Комиссара знобило. Он не любил безвоздушного пространства. Они неслись по мосту, обогнали трамвай и через серебряную ленту реки быстро приближались к городу, услужливо раскрывшемуся перед ними. Улочки были еще пустынны и безлюдны, небо над городом — стеклянным.

— Советую тебе прекратить игру. Пора признать свое поражение, — сказал Гастман, набивая трубку.

Старик взглянул на темные углубления арок, мимо которых они проезжали, на призрачные фигуры двух полицейских, стоявших перед книжным магазином Ланга.

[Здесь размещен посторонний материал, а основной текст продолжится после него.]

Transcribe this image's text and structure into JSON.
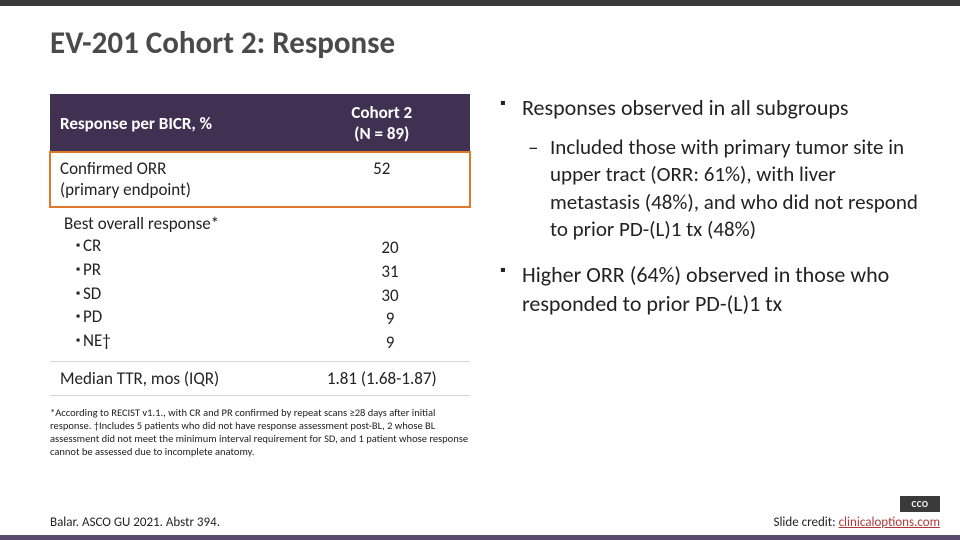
{
  "title": "EV-201 Cohort 2: Response",
  "colors": {
    "top_band": "#3a3a3a",
    "bottom_band": "#5a4a72",
    "table_header_bg": "#403152",
    "table_header_text": "#ffffff",
    "highlight_border": "#e07a2a",
    "text": "#222222",
    "link": "#b03a3a"
  },
  "table": {
    "header_col1": "Response per BICR, %",
    "header_col2_line1": "Cohort 2",
    "header_col2_line2": "(N = 89)",
    "rows": {
      "confirmed_orr_label": "Confirmed ORR\n(primary endpoint)",
      "confirmed_orr_value": "52",
      "best_overall_label": "Best overall response*",
      "items": [
        {
          "label": "CR",
          "value": "20"
        },
        {
          "label": "PR",
          "value": "31"
        },
        {
          "label": "SD",
          "value": "30"
        },
        {
          "label": "PD",
          "value": "9"
        },
        {
          "label": "NE†",
          "value": "9"
        }
      ],
      "median_ttr_label": "Median TTR, mos (IQR)",
      "median_ttr_value": "1.81 (1.68-1.87)"
    }
  },
  "footnote": "*According to RECIST v1.1., with CR and PR confirmed by repeat scans ≥28 days after initial response. †Includes 5 patients who did not have response assessment post-BL, 2 whose BL assessment did not meet the minimum interval requirement for SD, and 1 patient whose response cannot be assessed due to incomplete anatomy.",
  "bullets": {
    "b1": "Responses observed in all subgroups",
    "b1_sub": "Included those with primary tumor site in upper tract (ORR: 61%), with liver metastasis (48%), and who did not respond to prior PD-(L)1 tx (48%)",
    "b2": "Higher ORR (64%) observed in those who responded to prior PD-(L)1 tx"
  },
  "footer": {
    "citation": "Balar. ASCO GU 2021. Abstr 394.",
    "credit_prefix": "Slide credit: ",
    "credit_link_text": "clinicaloptions.com",
    "logo_text": "CCO"
  }
}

«Это Гайсбюлер и Цумштег, — подумал он, и еще: — пора наконец уплатить за Фонтане».

— Игру нашу мы не можем прекратить, — произнес он наконец. — Тогда в Турции твоя вина была в том, что ты предложил это пари, Гастман, а моя — в том, что я принял его.

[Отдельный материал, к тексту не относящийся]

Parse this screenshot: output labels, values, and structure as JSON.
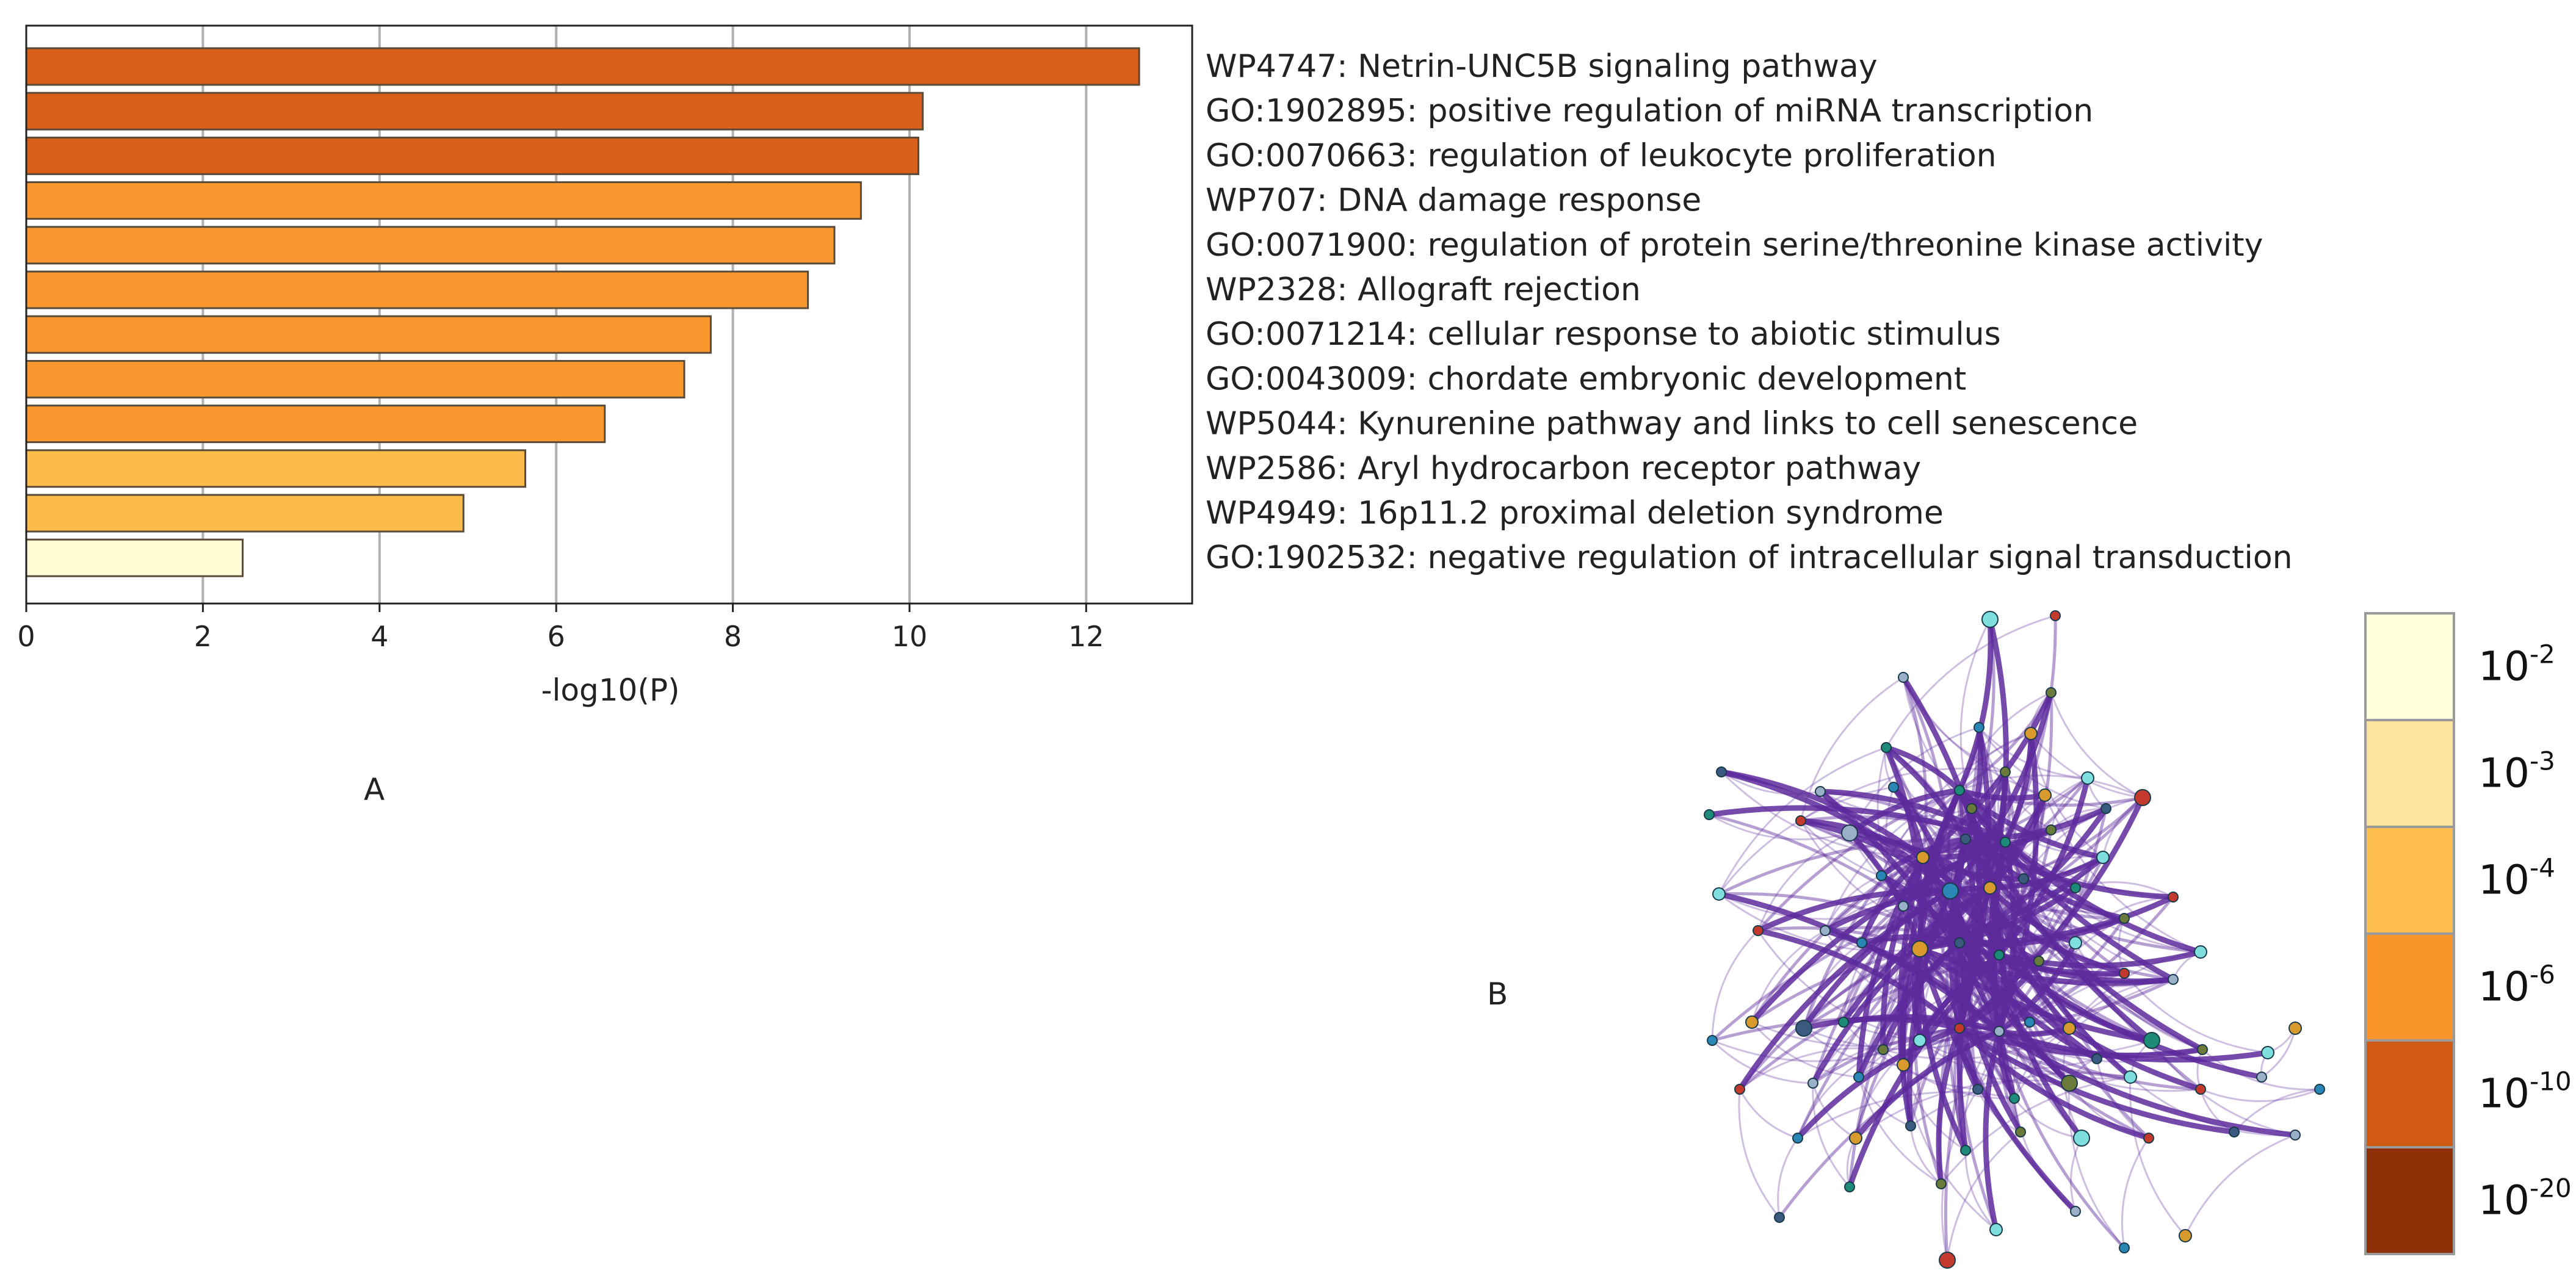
{
  "chart_data": [
    {
      "type": "bar",
      "orientation": "horizontal",
      "xlabel": "-log10(P)",
      "xlim": [
        0,
        13.2
      ],
      "xticks": [
        0,
        2,
        4,
        6,
        8,
        10,
        12
      ],
      "grid": "vertical",
      "categories": [
        "WP4747: Netrin-UNC5B signaling pathway",
        "GO:1902895: positive regulation of miRNA transcription",
        "GO:0070663: regulation of leukocyte proliferation",
        "WP707: DNA damage response",
        "GO:0071900: regulation of protein serine/threonine kinase activity",
        "WP2328: Allograft rejection",
        "GO:0071214: cellular response to abiotic stimulus",
        "GO:0043009: chordate embryonic development",
        "WP5044: Kynurenine pathway and links to cell senescence",
        "WP2586: Aryl hydrocarbon receptor pathway",
        "WP4949: 16p11.2 proximal deletion syndrome",
        "GO:1902532: negative regulation of intracellular signal transduction"
      ],
      "values": [
        12.6,
        10.15,
        10.1,
        9.45,
        9.15,
        8.85,
        7.75,
        7.45,
        6.55,
        5.65,
        4.95,
        2.45
      ],
      "bar_colors": [
        "#d8601a",
        "#d8601a",
        "#d8601a",
        "#f9982f",
        "#f9982f",
        "#f9982f",
        "#f9982f",
        "#f9982f",
        "#f9982f",
        "#fbbc4c",
        "#fbbc4c",
        "#fefbd5"
      ]
    },
    {
      "type": "color_scale",
      "labels": [
        {
          "base": "10",
          "exp": "-2"
        },
        {
          "base": "10",
          "exp": "-3"
        },
        {
          "base": "10",
          "exp": "-4"
        },
        {
          "base": "10",
          "exp": "-6"
        },
        {
          "base": "10",
          "exp": "-10"
        },
        {
          "base": "10",
          "exp": "-20"
        }
      ],
      "colors": [
        "#ffffdc",
        "#fde49a",
        "#fbbd4e",
        "#f9942a",
        "#d15a12",
        "#8f2f08"
      ]
    }
  ],
  "panels": {
    "a": "A",
    "b": "B"
  },
  "network": {
    "edge_color": "#5d2a9c",
    "node_colors": [
      "#7fdede",
      "#2a86b4",
      "#1e8a78",
      "#c33a2c",
      "#d89a2c",
      "#6a7a3a",
      "#9ab0c8",
      "#3a5a80"
    ]
  }
}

Они проехали мимо здания федерального совета.

— Ты все еще думаешь, что я убил Шмида? — спросил Гастман.

— Я ни минуты не верил в это, — ответил старик и продолжал, равнодушно глядя, как тот раскуривает трубку: — Мне не удалось поймать тебя на преступлениях, которые ты совершил, теперь я поймаю тебя на преступлении, которого ты не совершал.

Гастман испытующе посмотрел на комиссара.

— Такая мысль мне даже не приходила в голову, — сказал он. — Придется быть начеку.

Комиссар молчал.

— Возможно, ты опасней, чем я думал, старик, — задумчиво произнес Гастман в своем углу.

Машина остановилась у вокзала.

— Я последний раз говорил с тобой, Берлах, — сказал Гастман. — В следующий раз я тебя убью — конечно, если ты выдержишь операцию.

— Ошибаешься, — сказал Берлах, стоя на площади, старый и мерзнущий. — Ты меня не убьешь. Я единственный, кто знает тебя, и поэтому я единственный, кто может судить тебя. Я осудил тебя, Гастман, я приговорил тебя к смерти. Сегодня твой последний день. Палач, которого я выбрал, придет к тебе сегодня. Он тебя убьет, во имя Бога это нужно наконец сделать.

Гастман вздрогнул и уставился на старика, но тот повернулся и зашагал к вокзалу, сунув руки в карманы пальто; не оборачиваясь, вошел в темное здание, медленно заполнявшееся людьми.

— Ты дурак, — закричал Гастман вслед комиссару, закричал так громко, что некоторые прохожие обернулись. — Дурак!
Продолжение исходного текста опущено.